One important metric has come down a bit, though. Whereas previously the company had targeted 12 percent to 15 percent growth in the bottom line, that range has been taken in a bit and now is 10 percent to 12 percent (on 6 percent revenue growth), with a nod to a more difficult operating environment (though he also said these figures are not new targets). The 2016 earnings per share could be between $5.40 and $5.70 this year, with at least some growth off the 2015 level of $5.38.
Turning to battlegrounds in the United States, as Bloomberg noted, Amex will boost its lending activity in the United States with an eye on competition that has cut acceptance costs in a bid to get credit card deals in place. The CEO said lending would help the top line at the firm, even as bidding becomes ever fiercer on card business.
In an interview with the newswire, sell-side analyst Jason Arnold of RBC Capital Markets said: “The company is challenged to grow revenue via spending at present,” but adding loans may indeed have an impact on profitability. “The only way to attain growth like that is to offer better interest rates or rewards, which means lower return on equity on that growth.”

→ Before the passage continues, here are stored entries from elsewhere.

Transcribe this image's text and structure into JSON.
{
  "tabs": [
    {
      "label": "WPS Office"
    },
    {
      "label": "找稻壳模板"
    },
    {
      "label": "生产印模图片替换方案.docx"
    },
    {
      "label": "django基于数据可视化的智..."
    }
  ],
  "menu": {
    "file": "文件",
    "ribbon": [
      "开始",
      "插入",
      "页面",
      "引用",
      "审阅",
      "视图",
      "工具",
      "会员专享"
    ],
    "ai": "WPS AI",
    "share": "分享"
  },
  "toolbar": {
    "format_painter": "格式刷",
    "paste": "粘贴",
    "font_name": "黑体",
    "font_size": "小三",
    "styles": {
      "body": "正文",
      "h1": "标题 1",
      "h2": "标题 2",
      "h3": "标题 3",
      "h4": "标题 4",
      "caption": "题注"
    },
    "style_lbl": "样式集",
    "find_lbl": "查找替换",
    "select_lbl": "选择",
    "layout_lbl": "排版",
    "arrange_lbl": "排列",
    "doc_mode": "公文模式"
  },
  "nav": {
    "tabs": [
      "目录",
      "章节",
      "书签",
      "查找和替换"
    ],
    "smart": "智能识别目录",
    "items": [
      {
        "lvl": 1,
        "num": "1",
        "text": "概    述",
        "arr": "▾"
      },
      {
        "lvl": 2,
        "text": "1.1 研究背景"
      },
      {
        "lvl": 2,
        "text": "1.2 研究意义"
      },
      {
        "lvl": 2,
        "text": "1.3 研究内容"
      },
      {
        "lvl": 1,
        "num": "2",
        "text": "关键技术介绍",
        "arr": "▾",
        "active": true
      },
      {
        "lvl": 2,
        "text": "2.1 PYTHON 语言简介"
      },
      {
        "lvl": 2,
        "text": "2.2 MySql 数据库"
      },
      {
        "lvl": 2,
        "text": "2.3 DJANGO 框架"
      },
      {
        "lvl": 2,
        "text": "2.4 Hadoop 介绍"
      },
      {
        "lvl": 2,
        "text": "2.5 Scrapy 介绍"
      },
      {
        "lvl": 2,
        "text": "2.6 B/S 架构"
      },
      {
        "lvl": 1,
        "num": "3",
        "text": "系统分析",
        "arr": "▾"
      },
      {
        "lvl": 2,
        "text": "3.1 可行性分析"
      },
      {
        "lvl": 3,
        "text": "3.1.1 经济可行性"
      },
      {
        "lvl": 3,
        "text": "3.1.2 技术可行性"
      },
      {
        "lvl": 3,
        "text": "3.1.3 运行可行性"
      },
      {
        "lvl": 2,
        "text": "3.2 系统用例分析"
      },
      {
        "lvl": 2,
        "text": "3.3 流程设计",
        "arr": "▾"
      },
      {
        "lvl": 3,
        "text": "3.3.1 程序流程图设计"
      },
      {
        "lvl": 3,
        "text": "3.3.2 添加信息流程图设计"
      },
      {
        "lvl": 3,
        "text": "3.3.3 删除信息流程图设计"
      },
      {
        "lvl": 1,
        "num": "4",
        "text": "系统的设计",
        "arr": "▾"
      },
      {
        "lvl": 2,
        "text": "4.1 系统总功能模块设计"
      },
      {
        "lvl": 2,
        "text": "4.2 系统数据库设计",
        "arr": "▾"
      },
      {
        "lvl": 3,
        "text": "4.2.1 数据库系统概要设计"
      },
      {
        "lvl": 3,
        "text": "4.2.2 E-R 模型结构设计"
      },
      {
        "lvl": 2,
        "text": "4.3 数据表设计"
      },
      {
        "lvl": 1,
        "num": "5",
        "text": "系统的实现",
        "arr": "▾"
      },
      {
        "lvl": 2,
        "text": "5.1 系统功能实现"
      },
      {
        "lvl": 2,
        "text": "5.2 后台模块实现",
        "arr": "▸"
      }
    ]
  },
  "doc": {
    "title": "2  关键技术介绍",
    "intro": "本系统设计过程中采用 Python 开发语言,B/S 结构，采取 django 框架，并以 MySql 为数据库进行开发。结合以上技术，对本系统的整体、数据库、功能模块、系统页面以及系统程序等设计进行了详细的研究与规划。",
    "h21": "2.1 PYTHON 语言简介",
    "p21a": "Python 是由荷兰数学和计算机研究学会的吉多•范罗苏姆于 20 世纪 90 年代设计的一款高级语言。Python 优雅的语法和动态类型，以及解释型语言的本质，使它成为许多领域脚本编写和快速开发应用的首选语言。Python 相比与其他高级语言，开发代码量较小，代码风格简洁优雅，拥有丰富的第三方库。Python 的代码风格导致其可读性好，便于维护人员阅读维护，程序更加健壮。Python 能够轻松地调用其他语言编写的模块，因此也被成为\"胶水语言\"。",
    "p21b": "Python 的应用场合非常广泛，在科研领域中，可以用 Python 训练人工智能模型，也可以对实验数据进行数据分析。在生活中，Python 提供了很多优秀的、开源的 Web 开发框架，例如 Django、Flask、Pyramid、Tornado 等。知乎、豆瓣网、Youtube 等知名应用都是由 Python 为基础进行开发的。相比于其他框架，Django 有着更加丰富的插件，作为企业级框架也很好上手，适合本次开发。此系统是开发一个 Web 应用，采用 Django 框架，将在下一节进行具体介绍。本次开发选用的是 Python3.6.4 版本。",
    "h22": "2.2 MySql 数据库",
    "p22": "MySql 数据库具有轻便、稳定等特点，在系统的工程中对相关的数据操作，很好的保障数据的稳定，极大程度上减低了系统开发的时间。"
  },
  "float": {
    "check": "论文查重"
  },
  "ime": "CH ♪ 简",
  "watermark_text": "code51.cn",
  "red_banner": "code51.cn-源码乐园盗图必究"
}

Perhaps referring, at least obliquely, to reports that his relationship with the board is tenuous, Chenault told the gathering that the new initiatives have the support of the board. In other strategic moves, the firm has been forging ahead in the wake of losing its Costco partnership by shaking up divisions and cutting costs (as mentioned above), amid headwinds that include the persistently strong U.S. dollar, lower gas prices and, of course, competition.